Opinion ID: 884115
Heading Depth: 1
Heading Rank: 4

Heading: Enforcement of Distribution Agreement

Text: The appellants raise the issue of whether enforcement of the distribution agreement was in error and Barbara argues that they lack standing to challenge the agreement. Under this agreement, Barbara agreed to receive a distribution of one-third of the estate, and the children agreed, through their guardian ad litem, to receive two-thirds of the estate which will be administrated by a corporate trustee. The distribution agreement provided that Barbara and the children's guardian ad litem agreed to enter into a private agreement among successors as to distribution of an estate, pursuant to Section 72-3-915, MCA, in order to settle the litigation in the probate matter pending in Blaine County District Court and to provide for a different distribution than provided under the laws of intestacy.
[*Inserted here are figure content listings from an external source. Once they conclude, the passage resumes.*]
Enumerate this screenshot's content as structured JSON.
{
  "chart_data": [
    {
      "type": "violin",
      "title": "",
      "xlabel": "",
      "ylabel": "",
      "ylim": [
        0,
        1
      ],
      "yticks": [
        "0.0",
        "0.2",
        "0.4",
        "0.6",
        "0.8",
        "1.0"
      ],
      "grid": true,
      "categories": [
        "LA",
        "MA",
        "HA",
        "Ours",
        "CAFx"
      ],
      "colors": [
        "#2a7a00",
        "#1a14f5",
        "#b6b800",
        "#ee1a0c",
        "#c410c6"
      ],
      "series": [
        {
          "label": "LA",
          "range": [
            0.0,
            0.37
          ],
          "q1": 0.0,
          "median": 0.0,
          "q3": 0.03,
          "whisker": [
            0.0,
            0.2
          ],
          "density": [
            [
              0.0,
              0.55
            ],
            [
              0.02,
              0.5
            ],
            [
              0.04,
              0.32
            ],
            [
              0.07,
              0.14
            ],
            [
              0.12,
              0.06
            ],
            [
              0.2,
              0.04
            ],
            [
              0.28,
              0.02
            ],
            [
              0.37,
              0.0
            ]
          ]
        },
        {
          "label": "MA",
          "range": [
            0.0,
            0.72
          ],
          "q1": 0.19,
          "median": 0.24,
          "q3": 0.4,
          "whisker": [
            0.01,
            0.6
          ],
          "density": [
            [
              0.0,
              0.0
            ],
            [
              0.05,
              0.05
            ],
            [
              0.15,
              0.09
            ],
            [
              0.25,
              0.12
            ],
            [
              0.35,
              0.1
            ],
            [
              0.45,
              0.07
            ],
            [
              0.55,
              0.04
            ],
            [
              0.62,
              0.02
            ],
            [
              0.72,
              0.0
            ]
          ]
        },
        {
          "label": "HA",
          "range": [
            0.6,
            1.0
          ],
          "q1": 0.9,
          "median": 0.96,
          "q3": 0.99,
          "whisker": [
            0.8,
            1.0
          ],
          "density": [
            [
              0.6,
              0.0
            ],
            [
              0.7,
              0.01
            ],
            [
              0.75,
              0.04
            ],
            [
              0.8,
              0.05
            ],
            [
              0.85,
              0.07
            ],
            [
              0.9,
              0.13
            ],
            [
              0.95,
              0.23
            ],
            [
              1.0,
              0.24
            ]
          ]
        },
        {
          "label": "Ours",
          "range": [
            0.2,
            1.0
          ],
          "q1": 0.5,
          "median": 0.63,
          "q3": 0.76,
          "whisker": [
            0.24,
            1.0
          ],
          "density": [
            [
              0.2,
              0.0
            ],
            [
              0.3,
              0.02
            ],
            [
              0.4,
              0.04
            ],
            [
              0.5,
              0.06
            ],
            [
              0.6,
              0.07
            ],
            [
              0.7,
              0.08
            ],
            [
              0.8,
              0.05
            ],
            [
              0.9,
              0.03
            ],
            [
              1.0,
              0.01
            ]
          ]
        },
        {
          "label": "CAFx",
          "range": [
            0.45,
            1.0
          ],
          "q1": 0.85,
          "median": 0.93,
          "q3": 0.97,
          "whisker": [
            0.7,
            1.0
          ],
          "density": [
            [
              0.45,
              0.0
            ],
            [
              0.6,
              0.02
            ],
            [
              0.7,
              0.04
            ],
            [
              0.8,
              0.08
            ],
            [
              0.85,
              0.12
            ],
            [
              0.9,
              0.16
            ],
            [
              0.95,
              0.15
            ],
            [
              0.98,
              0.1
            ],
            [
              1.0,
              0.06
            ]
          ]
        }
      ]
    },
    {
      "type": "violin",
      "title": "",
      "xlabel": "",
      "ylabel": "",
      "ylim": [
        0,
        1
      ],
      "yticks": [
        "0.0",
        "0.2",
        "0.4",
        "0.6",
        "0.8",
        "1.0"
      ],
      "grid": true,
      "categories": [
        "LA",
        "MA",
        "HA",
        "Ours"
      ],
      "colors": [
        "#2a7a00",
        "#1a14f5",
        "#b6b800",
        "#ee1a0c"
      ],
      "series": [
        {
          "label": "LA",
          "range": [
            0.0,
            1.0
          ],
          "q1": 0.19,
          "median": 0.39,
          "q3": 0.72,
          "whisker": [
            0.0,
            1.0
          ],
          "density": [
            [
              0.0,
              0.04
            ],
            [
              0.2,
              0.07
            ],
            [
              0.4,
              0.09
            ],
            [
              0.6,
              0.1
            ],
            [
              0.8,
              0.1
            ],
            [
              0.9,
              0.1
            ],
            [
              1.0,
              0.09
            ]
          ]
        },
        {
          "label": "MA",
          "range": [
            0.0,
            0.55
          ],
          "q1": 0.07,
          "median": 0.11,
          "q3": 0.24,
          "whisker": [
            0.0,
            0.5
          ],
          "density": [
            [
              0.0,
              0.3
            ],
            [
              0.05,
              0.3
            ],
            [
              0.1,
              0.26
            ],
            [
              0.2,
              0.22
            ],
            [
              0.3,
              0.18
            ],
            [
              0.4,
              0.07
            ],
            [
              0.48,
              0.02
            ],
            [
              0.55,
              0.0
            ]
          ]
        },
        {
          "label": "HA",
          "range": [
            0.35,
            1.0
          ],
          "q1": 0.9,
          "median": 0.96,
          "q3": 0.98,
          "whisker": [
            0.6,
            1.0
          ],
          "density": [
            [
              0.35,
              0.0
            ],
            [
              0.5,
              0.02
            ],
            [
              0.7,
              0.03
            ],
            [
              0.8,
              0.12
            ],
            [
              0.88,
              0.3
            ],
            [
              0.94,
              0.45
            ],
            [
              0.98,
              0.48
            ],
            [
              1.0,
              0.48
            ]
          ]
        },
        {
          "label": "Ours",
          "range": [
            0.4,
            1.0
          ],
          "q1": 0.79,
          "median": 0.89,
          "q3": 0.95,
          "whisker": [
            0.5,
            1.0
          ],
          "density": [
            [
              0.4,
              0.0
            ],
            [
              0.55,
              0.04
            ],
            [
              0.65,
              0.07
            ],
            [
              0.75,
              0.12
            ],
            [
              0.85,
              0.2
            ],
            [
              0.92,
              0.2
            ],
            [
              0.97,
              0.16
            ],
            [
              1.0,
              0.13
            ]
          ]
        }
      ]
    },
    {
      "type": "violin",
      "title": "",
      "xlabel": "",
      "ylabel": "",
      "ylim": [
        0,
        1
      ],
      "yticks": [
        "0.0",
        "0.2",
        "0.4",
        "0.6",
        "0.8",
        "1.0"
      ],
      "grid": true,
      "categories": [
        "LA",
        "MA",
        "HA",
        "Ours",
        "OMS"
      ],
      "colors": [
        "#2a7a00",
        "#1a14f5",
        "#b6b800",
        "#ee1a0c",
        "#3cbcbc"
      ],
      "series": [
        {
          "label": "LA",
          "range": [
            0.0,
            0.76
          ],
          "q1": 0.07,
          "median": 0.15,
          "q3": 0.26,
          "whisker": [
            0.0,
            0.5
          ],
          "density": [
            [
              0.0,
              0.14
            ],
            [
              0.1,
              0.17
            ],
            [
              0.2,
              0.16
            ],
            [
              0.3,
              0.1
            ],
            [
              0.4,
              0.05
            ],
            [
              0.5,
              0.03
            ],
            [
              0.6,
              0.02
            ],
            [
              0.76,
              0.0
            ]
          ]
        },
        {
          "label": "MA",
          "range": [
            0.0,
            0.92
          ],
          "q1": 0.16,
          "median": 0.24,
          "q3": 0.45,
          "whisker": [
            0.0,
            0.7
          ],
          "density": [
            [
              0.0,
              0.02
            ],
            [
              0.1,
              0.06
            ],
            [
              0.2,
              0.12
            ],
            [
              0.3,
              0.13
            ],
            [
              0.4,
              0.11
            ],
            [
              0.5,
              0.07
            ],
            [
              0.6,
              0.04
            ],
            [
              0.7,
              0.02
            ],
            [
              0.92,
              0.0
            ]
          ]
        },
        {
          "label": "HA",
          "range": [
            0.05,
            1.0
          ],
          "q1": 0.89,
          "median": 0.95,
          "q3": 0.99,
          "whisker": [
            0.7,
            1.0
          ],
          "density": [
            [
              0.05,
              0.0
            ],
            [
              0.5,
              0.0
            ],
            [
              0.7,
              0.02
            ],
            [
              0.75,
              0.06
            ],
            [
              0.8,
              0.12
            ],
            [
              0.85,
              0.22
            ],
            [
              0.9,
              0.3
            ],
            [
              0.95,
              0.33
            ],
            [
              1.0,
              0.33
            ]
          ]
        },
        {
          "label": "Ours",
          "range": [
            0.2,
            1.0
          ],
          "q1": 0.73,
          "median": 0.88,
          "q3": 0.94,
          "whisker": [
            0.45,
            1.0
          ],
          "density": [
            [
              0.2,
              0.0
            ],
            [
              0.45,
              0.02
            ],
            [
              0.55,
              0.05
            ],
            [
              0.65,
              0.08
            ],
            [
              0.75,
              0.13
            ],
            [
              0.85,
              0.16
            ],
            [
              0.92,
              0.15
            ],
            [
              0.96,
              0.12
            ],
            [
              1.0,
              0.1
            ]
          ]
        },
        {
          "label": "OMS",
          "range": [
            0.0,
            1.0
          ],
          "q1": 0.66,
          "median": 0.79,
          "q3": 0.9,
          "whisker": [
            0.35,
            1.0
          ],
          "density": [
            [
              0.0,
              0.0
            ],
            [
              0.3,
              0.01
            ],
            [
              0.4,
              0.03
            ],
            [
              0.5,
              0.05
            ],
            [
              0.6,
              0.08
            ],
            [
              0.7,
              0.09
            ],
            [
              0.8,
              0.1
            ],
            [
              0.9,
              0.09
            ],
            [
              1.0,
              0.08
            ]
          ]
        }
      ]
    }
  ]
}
Section 72-3-915(1), MCA, provides as follows: Subject to the rights of creditors and taxing authorities, competent successors may agree among themselves to alter the interests, shares, or amounts to which they are entitled under the will of the decedent or under the laws of intestacy in any way that they provide in a written contract executed by all who are affected by its provisions. The personal representative shall abide by the terms of the agreement subject to his obligation to administer the estate for the benefit of creditors, to pay all taxes and costs of administration, and to carry out the responsibilities of his office for the benefit of any successors of the decedent who are not parties. The appellants are not successors to the estate and so they are not proper parties to an agreement distributing the estate. They have no legal interest in the distribution of Michael's estate. Furthermore, Wanda's interests as a creditor of Michael's estate are completely provided for by statute. A party has no standing where there is no personal stake in the outcome of the controversy. Northern Border Pipeline Co. v. State (1989), 237 Mont. 117, 129, 772 P.2d 829, 836 (citing Olson, 726 P.2d at 1166). The appellants have no personal stake in the validity of the agreement. We therefore conclude that the appellants have no standing to claim the distribution agreement was improper. Accordingly, the issue of whether the District Court erred in approving the distribution agreement is not properly before us.